Get your culture where you can

South Wales Evening Post - 26 November 2013


THE old joke has this guy, sitting in a posh restaurant where they keep live lobsters in a tank. To his astonishment he notices that one of the lobsters has climbed up right to the rim and looks certain to escape. But when he alerts one of the waiters, he's told: "Don't worry sir, they're Swansea lobsters. The others will soon drag him down to their level."

Like I said, it's an old joke but one that irresistibly comes to mind as the post-mortem continues as to why Swansea Bay lost out on the City of Culture bid.

Let me be clear. I don't know why we lost. Neither does anyone else outside the judging panel, I venture.

But when it comes to a few reasons that have been suggested to me, I have to say that people who I'd previously considered to be fairly rational have come up with some crackers.

It's almost left me wondering why we didn't enter for the City of Paranoia award. We'd have walked it.

Regardless of whether the approach could have or should have been more inclusive, part of me can't help feeling a sense of pride at the ambition we showed and a tinge of regret that I'll never see an attempt to pin a formal cultural label on a city where ''Ow Mush'' remains a recognisable form of address – not to mention a song title.

I had no official role in the bid although it had my unqualified support. I never got to make that particular point to the gentleman of senior years (I should talk) who informed me in a very loud voice at a city hostelry that: "What you and your ilk should remember, is that culture does not begin and end in the Uplands.".

My first inclination was to protest that I didn't own an elk, but when I realised that the rest of his sentence made just as little sense, I opted to finish my drink and move on.

Such were my varied experiences of Beaujolais Day last week – a cultural epic in its own right and for which Swansea gets its own specific Wikipedia mention, I'll have you know.

I shared this piece of trivia with a group of curious but standoffish American visitors who were headed back to their hotel looking bewildered at seeing a small procession of shiny suits and cocktail dresses emerge from a minibus.
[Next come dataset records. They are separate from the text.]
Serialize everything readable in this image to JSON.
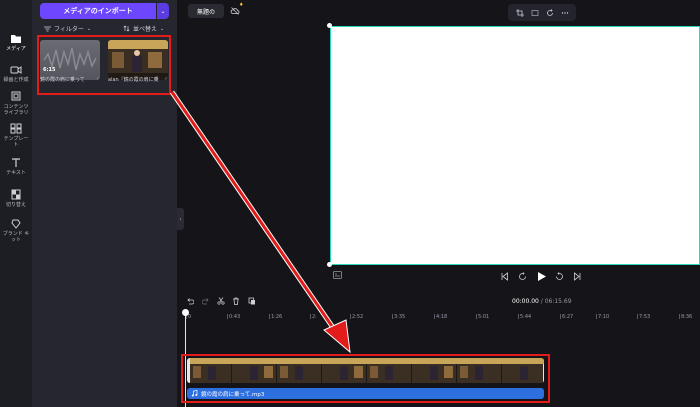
{
  "sidebar": {
    "items": [
      {
        "label": "メディア",
        "icon": "folder-icon",
        "active": true
      },
      {
        "label": "録画と作成",
        "icon": "video-camera-icon"
      },
      {
        "label": "コンテンツ\nライブラリ",
        "icon": "library-icon"
      },
      {
        "label": "テンプレー\nト",
        "icon": "template-icon"
      },
      {
        "label": "テキスト",
        "icon": "text-icon"
      },
      {
        "label": "切り替え",
        "icon": "transition-icon"
      },
      {
        "label": "ブランド キ\nット",
        "icon": "brand-kit-icon"
      }
    ]
  },
  "media": {
    "import_label": "メディアのインポート",
    "filter_label": "フィルター",
    "sort_label": "並べ替え",
    "items": [
      {
        "duration": "6:15",
        "caption": "鏡の霞の肩に乗って"
      },
      {
        "duration": "",
        "caption": "alan『鏡の霞の肩に乗"
      }
    ]
  },
  "header": {
    "project_title": "無題の",
    "toolbar_icons": [
      "crop-icon",
      "fit-icon",
      "rotate-icon",
      "more-icon"
    ]
  },
  "timeline": {
    "current_time": "00:00.00",
    "total_time": "06:15.69",
    "ticks": [
      "0",
      "0:43",
      "1:26",
      "2:",
      "2:52",
      "3:35",
      "4:18",
      "5:01",
      "5:44",
      "6:27",
      "7:10",
      "7:53",
      "8:36"
    ],
    "audio_clip_label": "鏡の霞の肩に乗って.mp3"
  },
  "colors": {
    "accent": "#6c47ff",
    "annotation_red": "#e21b1b",
    "canvas_border": "#2ad9b9",
    "audio_track": "#2e6fe0",
    "video_track": "#2a9e93"
  }
}
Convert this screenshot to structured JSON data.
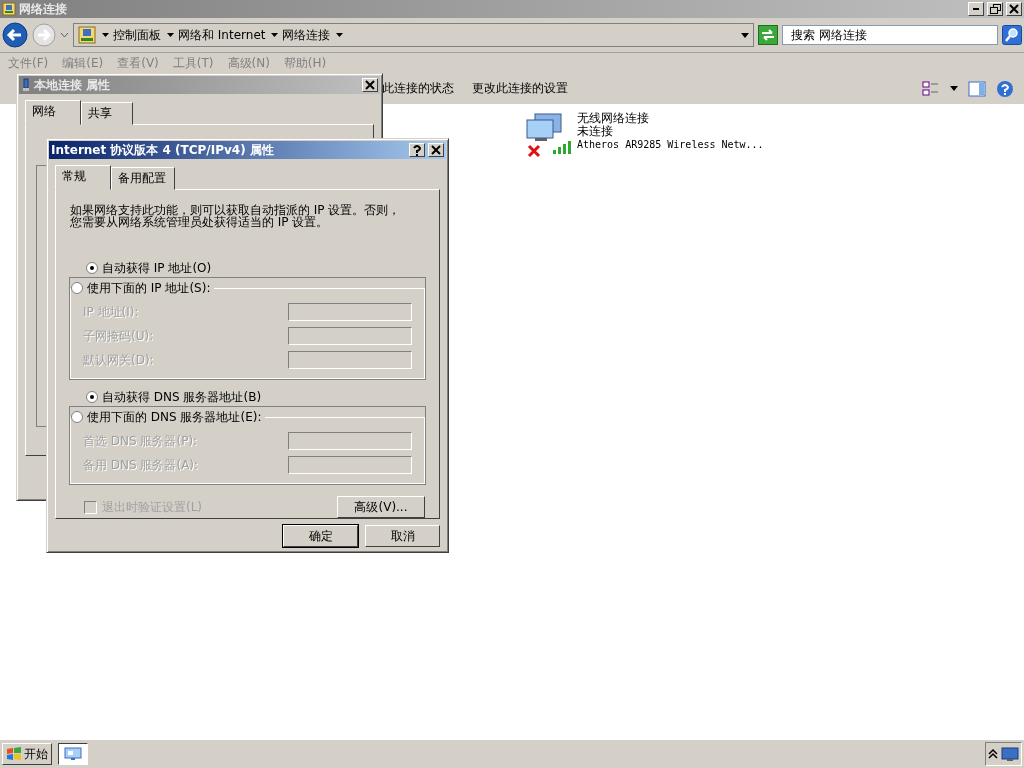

Looking back now, I probably shouldn't have embroidered things a little by explaining that the festivities were a modern version of an old pagan festival that marks the onset of winter or that Dylan Thomas had once written an ode in praise of the event on a beer mat. They did seem quite impressed though.

Maybe that's where we went wrong. A bit more emphasis on the poetic rather than the pragmatic. Some of the old artistic licence, as they say.

Yet if the bid organisers had thrown the entire kitchen sink and more at the getting the award, and I think they would have been justified in doing so, then it's inevitable there would still be criticism from those who seem to spend their lives sneering from the touchline.

As an uncle of mine used to say, we did what we did the way we did and it weren't good enough for some and will never be good enough for the awkward so-and-so's.

For myself, I have no problem in trading in Welsh stereotypes if it gets the job done. Having been involved with branding experts in the past, I've learned from them that the maxim of "whatever works" is a powerful one.

Cultural tourism is not just about attracting the tasteful, sophisticated punter. The same effort has to go into enticing the unconventional individual from abroad who is prepared to travel thousands of miles on the off chance of a ticket for a Swans home game.

You also have to seek out cultural references wherever you can.

When Anne Romney, wife of former presidential candidate Mitt, incinerated a batch of Welsh cakes live on US television last year there was fourteen times as much social media chatter from stateside citizens claiming a Welsh heritage than during the entire four-day visit to New York by First Minister Carwyn Jones a few months earlier.

The contest to be City of Culture was a close-run thing and absolutely worth the effort. If nothing else, the process heightened the region's profile and that is always a good thing.

I'm sure everyone concerned will review what they did and learn from the experience. When all said and done, I don't really think they have much choice.